Wolff chimed in separately to paint the bigger picture. "We are racing 23 times around the world, around the globe [during the racing season], and our core team is just 90 engineers [with] 2,000 back at the factory," including 1,000 people focused on the chassis side and another 1,000 focused on the engine.
"Operating in the field, or we call it surgery in the field," Wolff said, "is not always trivial because if you open up an engine or a complicated cooling system, you want to have the resource from back at home, and TeamViewer is the only technology that allows us today in having the guy back at home look through the same borescope into the cylinder head, then [help] the mechanic on the field."
As an added and not inconsequential benefit, said both men, the partnership cuts down on emissions because it means moving fewer people around at a time when Mercedes is focusing increasingly on sustainability. In fact, Wolff said, the team has cut its emissions by nearly 90% in recent years. “It is our responsibility to show our global audience of billions of spectators that if we can do it, everyone can do it," he said.
Certainly, the appearance was a great moment for TeamViewer, whose other clients range from telecommunications companies to the fast-food franchise Wendy's. Surely, for a company promising great efficiency to its customers, there's nothing like having a revered Formula 1 team boss sing your praises.
Of course, what racing fans want to know is whether the tech will give Mercedes -- which has yet to win a race in 2022 -- enough of an edge to overcome the team's arch-rivals, Red Bull and Ferrari.
While Wolff is looking to "tomorrow," as he said yesterday, it could take a while, even with the faster feedback loops that TeamViewer's technology provides the team. As he recently told the outlet RacingNews365, Mercedes is still "eight to 10 months" behind Red Bull in terms of Formula 1 development after its frustrating 2022 season.
There is definitely a challenge," he added, "but we are playing the long game, all of us."

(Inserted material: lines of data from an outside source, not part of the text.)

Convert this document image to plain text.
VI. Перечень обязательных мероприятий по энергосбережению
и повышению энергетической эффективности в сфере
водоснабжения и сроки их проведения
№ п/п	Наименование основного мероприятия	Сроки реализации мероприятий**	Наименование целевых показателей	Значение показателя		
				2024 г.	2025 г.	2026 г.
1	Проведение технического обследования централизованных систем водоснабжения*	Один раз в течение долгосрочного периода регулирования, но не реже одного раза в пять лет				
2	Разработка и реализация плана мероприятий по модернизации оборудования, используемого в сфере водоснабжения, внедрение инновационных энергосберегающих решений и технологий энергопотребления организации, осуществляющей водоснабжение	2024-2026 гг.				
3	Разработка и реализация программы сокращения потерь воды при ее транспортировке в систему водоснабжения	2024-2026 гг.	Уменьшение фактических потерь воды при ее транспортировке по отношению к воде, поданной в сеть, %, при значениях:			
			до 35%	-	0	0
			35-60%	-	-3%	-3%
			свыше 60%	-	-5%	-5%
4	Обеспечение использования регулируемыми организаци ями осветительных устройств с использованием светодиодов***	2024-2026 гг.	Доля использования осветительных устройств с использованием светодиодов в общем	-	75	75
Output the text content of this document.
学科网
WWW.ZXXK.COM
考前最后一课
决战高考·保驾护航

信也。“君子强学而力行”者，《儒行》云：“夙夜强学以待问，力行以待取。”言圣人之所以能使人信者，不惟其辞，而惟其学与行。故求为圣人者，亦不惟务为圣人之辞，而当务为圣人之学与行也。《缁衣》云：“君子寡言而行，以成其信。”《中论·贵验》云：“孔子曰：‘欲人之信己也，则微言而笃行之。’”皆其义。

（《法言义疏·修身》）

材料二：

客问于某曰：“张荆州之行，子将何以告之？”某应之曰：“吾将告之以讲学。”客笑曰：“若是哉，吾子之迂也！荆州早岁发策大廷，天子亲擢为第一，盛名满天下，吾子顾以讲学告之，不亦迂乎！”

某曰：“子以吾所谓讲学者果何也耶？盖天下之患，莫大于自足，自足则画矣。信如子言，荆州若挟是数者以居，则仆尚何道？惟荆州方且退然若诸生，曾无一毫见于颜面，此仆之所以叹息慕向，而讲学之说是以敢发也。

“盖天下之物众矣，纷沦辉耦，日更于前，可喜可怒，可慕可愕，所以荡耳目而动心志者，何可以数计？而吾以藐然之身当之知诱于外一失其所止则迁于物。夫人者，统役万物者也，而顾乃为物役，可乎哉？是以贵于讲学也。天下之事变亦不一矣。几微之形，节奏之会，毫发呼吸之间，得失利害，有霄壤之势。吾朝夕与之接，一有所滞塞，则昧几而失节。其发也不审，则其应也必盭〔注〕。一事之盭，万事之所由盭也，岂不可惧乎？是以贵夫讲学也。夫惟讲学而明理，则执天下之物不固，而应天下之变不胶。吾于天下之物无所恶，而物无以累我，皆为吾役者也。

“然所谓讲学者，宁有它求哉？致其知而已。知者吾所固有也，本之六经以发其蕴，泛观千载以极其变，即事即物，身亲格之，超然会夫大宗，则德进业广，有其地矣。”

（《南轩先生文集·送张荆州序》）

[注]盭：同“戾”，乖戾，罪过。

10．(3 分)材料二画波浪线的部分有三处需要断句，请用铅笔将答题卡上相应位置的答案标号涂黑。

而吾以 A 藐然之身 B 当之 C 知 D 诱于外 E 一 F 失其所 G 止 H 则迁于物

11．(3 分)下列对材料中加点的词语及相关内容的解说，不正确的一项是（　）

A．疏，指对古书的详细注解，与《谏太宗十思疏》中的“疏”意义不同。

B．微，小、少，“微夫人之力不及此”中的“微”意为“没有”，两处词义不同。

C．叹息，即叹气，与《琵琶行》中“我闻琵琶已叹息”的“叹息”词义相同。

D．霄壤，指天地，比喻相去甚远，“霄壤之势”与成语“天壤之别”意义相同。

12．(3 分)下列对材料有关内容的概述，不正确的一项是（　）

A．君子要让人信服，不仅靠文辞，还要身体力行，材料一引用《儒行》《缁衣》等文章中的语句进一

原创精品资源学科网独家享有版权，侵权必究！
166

The intense rivalry between the two teams, though perfect for television, remains very real in the meantime. As The New Yorker piece observes, of the 10 team principals in the sport, only Wolff and Christian Horner, who runs the Red Bull team, have ever won a world championship, and they appear to truly loathe one another.
Earlier this year, reports Knight, Horner referred to Wolff, who lives in Monaco, as a tax exile who -- he added disparagingly -- runs his team remotely. Wolff, in conversation with Knight, said of Horner in turn, "He’s just so simple."